Photo: Rice paddy irrigation, India
Over a six-year period the loss had amounted to some 109 cubic kilometres of water – more than twice the capacity of the country’s largest reservoir.
Changes to agricultural practice lay at the root of the problem, according to Dr Raj Gupta, a scientist at the International Maize and Wheat Improvement Centre. He told the BBC’s Richard Black that irrigation had been found to increase rice yields as much as seven-fold over rain-fed rice, and that a switch to less water-intensive cereal crops such as maize or sorghum was dependent on government policies.
United States-based Grail Research has concluded that India’s worsening water shortage is largely the product of poor resource management. In a June 2009 report, the consultancy forecast that the country’s drinking water would be pushed to critical limits by 2050 as a result of increasing agricultural and industrial demand and a population that was expected to exceed China’s by mid-century.
Photo: Sorghum is an important crop used for food and biofuels.

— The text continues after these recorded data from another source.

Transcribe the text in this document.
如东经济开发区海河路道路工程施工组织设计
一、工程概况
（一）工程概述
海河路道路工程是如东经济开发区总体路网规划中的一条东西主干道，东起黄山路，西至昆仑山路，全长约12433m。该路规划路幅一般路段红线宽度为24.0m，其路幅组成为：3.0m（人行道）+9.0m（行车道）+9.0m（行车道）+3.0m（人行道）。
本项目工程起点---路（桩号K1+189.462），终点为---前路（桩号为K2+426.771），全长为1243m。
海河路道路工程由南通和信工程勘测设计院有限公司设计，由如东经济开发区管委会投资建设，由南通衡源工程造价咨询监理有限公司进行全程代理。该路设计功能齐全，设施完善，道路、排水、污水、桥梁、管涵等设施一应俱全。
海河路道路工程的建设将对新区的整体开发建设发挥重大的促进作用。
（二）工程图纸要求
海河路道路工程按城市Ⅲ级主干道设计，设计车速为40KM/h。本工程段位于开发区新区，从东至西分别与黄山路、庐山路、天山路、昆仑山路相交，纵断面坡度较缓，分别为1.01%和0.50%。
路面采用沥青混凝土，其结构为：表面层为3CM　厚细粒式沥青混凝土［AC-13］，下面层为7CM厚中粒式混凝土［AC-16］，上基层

Grail’s report pointed to heavily subsidised or free water supply in many of India’s 35 states and territories, which encouraged overuse. Delhi residents, for example, paid US$3.52 or less for 28 cubic metres of water and in the Andhra Pradesh city of Vijayawada, it cost just US$1.50. By comparison, residents in Miami, Florida paid as much as US$32.84 for the same amount of water and in Boston it cost up to US$47.19.
Rapid industrialisation is adding to the problem. In 2000, industry accounted for six per cent of India’s water use. By 2025 that is forecast to reach 11 per cent, and by 2050, 18 per cent.
India’s growing economic power is in contrast to what Environment Minister Jairam Ramesh has framed as part of a larger “ecological poverty” – the difficulty of providing adequate water and sanitation to the majority of the country’s population.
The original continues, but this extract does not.